Plus précisément, nous pensons que les recherches d’utilité – celles qui permettent d’obtenir une réponse à une question spécifique – vont probablement chuter en premier et le plus rapidement. Des questions telles que “quand a lieu la Coupe du monde ?”, “quel est mon horoscope ?” ou “que visiter à Sydney” trouveront leur réponse sans un clic. Les recherches portant sur des marques, des auteurs et des événements d’actualité devraient être plus durables. Le e-commerce et les liens d’affiliation liés aux performances de recherche pourraient s’éroder, car des questions telles que “quel est le meilleur mixeur ?” pourraient être regroupées et affichées sans qu’il soit nécessaire de visiter un site. Toutefois, Google Bard exclut jusqu’à présent les conseils médicaux, juridiques et financiers, de sorte que ces secteurs verticaux pourraient représenter une opportunité à plus long terme. Vous ne pourrez probablement pas non plus compenser la perte de recherche en utilisant l’IA générative pour créer du contenu à grande échelle. Par définition, Google considère que les contenus créés par l’IA sont du spam, et ils sont donc déclassés ou supprimés.

Outre les défis liés à la recherche, les médias qui fonctionnent par abonnement risquent également d’être confrontés à des vents contraires. Tout d’abord, le trafic issu de recherche convertit de manière fiable, bien plus que le trafic en provenance des réseaux sociaux, par exemple. Toute baisse du trafic de recherche aura donc un impact. Deuxièmement, les interfaces SGE / IA générative isolent l’information de sa source, ce qui réduit la confiance et l’affinité à l’égard de la marque. Le monde peut être moins conscient de l’origine de ces informations et, à long terme, moins conscient de votre valeur en tant que média.

Que recommande Taboola ?

Tout d’abord, expérimentez l’utilisation de l’IA générative, que vous la développiez vous-même ou que vous utilisiez l’un des milliers d’outils disponibles. Il s’agit d’une technologie de transformation qui n’est pas près de disparaître. Utilisez-la pour faciliter le travail des journalistes et les libérer des tâches de routine. Amusez-vous aussi avec cette technologie.

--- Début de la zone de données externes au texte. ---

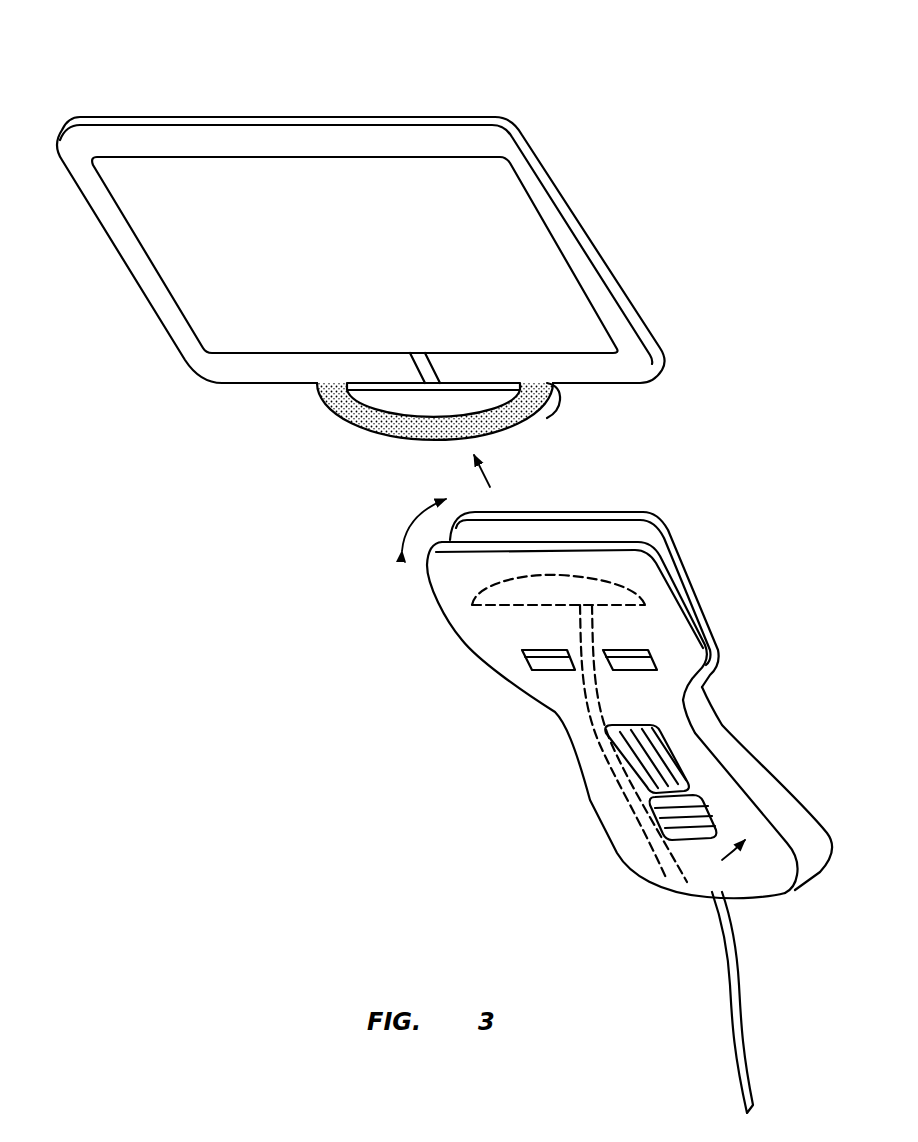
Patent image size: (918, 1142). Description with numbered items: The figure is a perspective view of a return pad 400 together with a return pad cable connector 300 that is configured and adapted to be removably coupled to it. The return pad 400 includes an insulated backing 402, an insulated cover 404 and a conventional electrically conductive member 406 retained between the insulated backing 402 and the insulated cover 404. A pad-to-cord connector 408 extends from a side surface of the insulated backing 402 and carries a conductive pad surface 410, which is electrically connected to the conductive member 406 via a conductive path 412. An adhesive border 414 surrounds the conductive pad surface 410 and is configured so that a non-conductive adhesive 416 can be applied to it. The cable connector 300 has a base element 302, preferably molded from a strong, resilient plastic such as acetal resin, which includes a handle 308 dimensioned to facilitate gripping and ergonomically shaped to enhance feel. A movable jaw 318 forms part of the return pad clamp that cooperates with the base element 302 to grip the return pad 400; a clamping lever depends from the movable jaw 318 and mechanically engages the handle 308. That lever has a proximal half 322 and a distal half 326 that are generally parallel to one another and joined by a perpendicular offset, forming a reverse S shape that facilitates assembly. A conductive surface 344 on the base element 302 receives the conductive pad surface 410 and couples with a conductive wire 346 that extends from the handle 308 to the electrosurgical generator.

The return pad 400 is at (413, 92).
The insulated backing 402 is at (617, 383).
The insulated cover 404 is at (580, 263).
The electrically conductive member 406 is at (504, 220).
The pad-to-cord connector 408 is at (324, 425).
The conductive pad surface 410 is at (403, 407).
The conductive path 412 is at (427, 360).
The adhesive border 414 is at (533, 422).
The non-conductive adhesive 416 is at (502, 441).
The cable connector 300 is at (727, 498).
The base element 302 is at (784, 763).
The handle 308 is at (803, 833).
The movable jaw 318 is at (687, 578).
The proximal half 322 is at (657, 752).
The distal half 326 is at (683, 815).
The conductive surface 344 is at (507, 590).
The conductive wire 346 is at (730, 950).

Voyez ce qu’elle peut faire.

Deuxièmement, une certaine perte de trafic de recherche est inévitable, probablement pas en 2023, mais bientôt. Préparez-vous en effectuant une analyse de risque de ce qui se passerait si le trafic issu de recherches vulnérables au SGE disparaissaient. Car c’est possible.

Enfin, devenez un site de destination. Soyez une source de crédibilité dans un monde au contenu chaotique. Les médias capables d’entretenir et de développer des relations directes avec leurs visiteurs connaîtront un plus grand succès. Utilisez et créez des outils qui réduisent la distance entre vous et votre audience. Ces conseils sont aussi valables aujourd’hui qu’ils le seront dans dix ans.